For the appellant, David T. Wilentz, attorney-general, and Robert Peacock, assistant attorney-general.
For the respondent, George S. Hobart.
The facts are fully stated, and the pertinent statutory provisions quoted, in the opinion of the Supreme Court. We concur in the view expressed by that court, that the particular sale involved in the case, and the class of sales to which it belongs, are not within the purview of the statute. The statutory definition of optometry, quoted at page 293 of 113 N.J.L., expressly rests not on sale of lenses, or similar aids to the eye, but on examination of the human eye itself by objective or subjective means, or both. Nothing savoring of an examination was made in this case; and all assistance, even in choosing a glass, was refused.
We concur in the view that the proviso relating to sale of toy plain glasses, smoked glasses, and the like, is ineffective to bring into the purview of the act the mere sale, without more, of spectacle frames with lenses therein, labeled according to strength. As well might be included reading glasses with handles, opera glasses and other binoculars, telescopes, microscopes and the like, all of which are to assist the eye and augment vision.
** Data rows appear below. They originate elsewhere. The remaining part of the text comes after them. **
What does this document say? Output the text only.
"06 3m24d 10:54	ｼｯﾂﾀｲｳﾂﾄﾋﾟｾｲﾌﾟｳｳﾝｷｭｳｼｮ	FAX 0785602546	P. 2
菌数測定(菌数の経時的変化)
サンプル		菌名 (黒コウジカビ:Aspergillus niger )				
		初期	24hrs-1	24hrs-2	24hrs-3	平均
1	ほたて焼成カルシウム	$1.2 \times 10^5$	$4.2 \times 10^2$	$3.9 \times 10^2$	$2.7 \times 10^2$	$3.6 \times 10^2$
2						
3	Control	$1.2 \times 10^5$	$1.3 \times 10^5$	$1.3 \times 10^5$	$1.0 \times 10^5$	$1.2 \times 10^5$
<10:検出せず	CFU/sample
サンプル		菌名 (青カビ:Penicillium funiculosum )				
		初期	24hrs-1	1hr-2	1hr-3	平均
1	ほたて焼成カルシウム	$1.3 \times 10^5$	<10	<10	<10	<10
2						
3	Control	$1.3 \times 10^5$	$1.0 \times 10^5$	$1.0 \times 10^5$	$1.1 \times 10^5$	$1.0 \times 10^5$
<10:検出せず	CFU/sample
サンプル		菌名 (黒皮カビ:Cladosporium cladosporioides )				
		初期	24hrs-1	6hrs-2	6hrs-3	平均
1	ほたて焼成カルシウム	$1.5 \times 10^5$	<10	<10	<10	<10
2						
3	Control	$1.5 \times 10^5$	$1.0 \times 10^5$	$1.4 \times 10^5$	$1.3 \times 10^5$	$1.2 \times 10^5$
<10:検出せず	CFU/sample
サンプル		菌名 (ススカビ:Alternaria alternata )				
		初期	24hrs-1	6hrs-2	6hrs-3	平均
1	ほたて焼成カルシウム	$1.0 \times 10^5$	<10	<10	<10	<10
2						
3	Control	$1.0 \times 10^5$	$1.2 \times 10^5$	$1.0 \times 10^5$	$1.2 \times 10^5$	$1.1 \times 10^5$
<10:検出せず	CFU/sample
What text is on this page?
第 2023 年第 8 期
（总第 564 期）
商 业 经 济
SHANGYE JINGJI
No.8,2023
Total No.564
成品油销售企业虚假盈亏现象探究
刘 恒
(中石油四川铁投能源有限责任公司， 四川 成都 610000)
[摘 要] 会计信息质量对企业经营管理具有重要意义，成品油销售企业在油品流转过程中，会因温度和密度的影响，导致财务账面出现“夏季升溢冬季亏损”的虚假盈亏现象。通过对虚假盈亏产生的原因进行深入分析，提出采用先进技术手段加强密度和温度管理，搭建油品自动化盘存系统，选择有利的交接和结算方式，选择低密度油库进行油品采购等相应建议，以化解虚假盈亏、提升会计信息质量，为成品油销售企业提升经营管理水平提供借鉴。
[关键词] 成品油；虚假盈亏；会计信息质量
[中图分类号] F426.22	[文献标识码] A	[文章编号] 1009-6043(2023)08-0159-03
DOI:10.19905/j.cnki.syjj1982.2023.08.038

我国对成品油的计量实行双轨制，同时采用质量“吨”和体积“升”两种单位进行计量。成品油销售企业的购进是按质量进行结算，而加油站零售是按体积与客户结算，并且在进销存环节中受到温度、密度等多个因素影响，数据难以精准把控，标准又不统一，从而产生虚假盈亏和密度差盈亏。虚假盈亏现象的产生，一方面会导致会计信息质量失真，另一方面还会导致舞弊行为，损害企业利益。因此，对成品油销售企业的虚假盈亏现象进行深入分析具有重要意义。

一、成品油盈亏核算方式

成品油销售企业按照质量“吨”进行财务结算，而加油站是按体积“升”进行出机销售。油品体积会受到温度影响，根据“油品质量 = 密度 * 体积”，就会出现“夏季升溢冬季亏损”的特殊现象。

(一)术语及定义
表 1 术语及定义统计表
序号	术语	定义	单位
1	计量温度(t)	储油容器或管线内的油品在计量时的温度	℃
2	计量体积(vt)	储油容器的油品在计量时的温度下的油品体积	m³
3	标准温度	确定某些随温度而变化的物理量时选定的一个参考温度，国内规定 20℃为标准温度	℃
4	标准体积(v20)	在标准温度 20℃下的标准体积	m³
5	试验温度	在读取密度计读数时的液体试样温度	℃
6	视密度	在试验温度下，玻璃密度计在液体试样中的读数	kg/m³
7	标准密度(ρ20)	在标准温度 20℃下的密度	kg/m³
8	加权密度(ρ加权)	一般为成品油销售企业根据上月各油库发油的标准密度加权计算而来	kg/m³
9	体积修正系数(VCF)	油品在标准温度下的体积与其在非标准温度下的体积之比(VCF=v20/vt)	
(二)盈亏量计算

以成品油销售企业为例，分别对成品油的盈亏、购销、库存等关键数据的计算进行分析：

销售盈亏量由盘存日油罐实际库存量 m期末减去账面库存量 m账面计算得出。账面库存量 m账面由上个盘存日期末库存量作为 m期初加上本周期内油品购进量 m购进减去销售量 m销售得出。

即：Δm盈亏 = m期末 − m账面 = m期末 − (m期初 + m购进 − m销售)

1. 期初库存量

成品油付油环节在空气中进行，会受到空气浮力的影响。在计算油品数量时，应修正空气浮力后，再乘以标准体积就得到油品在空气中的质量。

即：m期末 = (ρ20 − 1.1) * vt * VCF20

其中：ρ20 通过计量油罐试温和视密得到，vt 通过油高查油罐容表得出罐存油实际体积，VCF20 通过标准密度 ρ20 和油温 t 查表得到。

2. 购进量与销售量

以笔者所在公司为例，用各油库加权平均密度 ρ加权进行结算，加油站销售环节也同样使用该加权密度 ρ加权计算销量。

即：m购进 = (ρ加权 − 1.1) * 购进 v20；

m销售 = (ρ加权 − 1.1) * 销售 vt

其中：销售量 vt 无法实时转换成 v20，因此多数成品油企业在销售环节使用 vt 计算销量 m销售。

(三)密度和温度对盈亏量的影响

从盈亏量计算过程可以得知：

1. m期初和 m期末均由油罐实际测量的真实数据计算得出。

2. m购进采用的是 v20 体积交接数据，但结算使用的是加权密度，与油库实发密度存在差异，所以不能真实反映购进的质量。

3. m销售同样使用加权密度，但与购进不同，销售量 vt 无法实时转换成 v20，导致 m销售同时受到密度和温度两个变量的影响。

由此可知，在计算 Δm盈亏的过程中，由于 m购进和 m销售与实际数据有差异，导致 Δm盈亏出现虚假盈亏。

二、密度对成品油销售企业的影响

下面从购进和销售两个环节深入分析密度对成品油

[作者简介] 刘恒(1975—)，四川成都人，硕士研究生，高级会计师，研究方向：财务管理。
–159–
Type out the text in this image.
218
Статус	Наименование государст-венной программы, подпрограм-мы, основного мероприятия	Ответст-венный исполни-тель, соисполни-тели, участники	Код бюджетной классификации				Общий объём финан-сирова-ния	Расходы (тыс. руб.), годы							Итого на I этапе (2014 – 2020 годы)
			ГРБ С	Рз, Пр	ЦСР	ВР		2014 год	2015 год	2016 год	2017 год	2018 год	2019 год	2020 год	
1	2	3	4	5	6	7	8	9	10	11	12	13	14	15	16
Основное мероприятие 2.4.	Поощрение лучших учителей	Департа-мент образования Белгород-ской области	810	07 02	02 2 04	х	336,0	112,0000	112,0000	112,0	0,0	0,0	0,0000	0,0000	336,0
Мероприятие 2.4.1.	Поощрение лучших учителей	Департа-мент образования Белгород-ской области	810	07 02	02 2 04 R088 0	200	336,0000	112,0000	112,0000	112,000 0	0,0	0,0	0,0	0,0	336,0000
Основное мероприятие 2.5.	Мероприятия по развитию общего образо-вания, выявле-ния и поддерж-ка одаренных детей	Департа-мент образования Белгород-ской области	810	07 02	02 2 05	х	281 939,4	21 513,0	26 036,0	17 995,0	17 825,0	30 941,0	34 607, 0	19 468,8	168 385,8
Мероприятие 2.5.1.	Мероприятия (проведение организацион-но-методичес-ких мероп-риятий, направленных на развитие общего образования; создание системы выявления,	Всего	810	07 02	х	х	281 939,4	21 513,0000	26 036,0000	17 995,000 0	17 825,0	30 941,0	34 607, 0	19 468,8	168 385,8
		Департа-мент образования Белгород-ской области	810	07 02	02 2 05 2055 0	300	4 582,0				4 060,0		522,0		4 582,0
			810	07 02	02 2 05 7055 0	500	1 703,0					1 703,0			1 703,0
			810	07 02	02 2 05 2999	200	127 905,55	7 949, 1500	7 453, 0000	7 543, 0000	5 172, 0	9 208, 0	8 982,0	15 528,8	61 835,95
This result makes it unnecessary to consider the constitutional question discussed in the Supreme Court, although nothing adverse to the views of that court thereon is now intimated.
The Supreme Court reversed the District Court judgment and remanded the case to that court for further proceedings. But as the facts were stipulated in the District Court and likewise expressly found by that court, such finding had the force of a special verdict, and under the recognized practice in such cases, final judgment in favor of respondent-prosecutor
should have been entered in the Supreme Court. Smith v. Ocean Castle, 59 N.J.L. 198; Elwood v. Smith, 104 Id. 248, and cases cited; affirmed, 105 Id. 236. With this exception, the judgment of the Supreme Court is affirmed, with direction to that court itself to enter final judgment in favor of the prosecutor. Whether that judgment should carry costs, is a point not argued here, and not considered. The Supreme Court case of Board of Tenement House Supervision v. Schlechter, 83 Id. 88, and cognate cases, appear to be relevant. however.
For affirmance -- THE CHANCELLOR, PARKER, LLOYD, CASE, BODINE, DONGES, PERSKIE, VAN BUSKIRK, HETFIELD, DEAR, WELLS, WOLFSKEIL, RAFFERTY, JJ. 13.